1. Let the collection of nonlogical axioms be
$\Sigma = \{ \left( A \left( x \right) \land A \left( x \right) \right) \rightarrow B \left( x, y \right), A \left( x \right), B \left( x, y \right) \rightarrow A \left( x \right) \},$
and let the rule of inference be modus ponens, as in Example 2.2.3. For each of the following, decide if it is a deduction. If it is not a deduction, explain how you know that it is not a deduction.
(a)
\begin{align} &A \left( x \right) \\ &A \left( x \right) \land A \left( x \right) \\ &\left( A \left( x \right) \land A \left( x \right) \right) \rightarrow B \left( x, y \right) \\ &B \left( x, y \right) \end{align}
(b)
\begin{align} &B \left( x, y \right) \rightarrow A \left( x \right) \\ &A \left( x \right) \\ &B \left( x, y \right) \end{align}
(c)
\begin{align} &\left( A \left( x \right) \land A \left( x \right) \right) \rightarrow B \left( x, y \right) \\ &B \left( x, y \right) \rightarrow A \left( x \right) \\ &\left( A \left( x \right) \land A \left( x \right) \right) \rightarrow A \left( x \right) \end{align}
2. Consider the axiom system $$\Sigma$$ of Example 2.2.3. It is implied in that example that there is no deduction from $$\Sigma$$ of the formula $$P \left( v, v \right)$$. Prove this fact.
3. Carefully write out the proof of Proposition 2.2.4, worrying about the inductive step. [Suggestion: You may want to proceed by induction on the length of the shortest deduction of $$\phi$$.]

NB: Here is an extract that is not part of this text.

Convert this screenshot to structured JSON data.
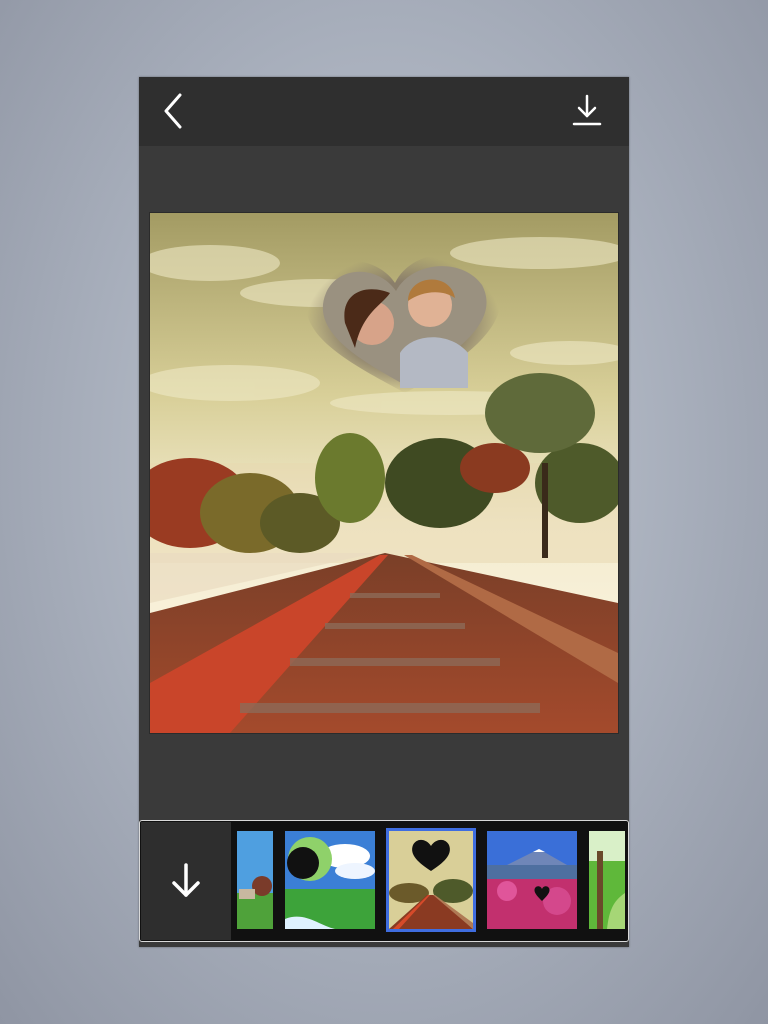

4. Let $$\mathcal{L}$$ be a language that consists of a single unary predicate symbol $$R$$, and let $$B$$ be the infinite set of axioms
\begin{align} B = &\{ R \left( x_1 \right), \\ &R \left( x_1 \right) \rightarrow R \left( x_2 \right), \\ &R \left( x_2 \right) \rightarrow R \left( x_3 \right), \\ &\: \: \: \: \: \: \: \: \: \: \: \: \: \: \: \vdots \\ &R \left( x_i \right) \rightarrow R \left( x_{i + 1} \right), \\ &\: \: \: \: \: \: \: \: \: \: \: \: \: \: \: \vdots \\ &\: \: \: \: \: \: \: \: \: \: \: \: \: \: \: \: \: \: \}. \end{align}
Using modus ponens as the only rule of inference, prove by induction that $$B \vdash R \left( x_j \right)$$ for each natural number $$j \geq 1$$.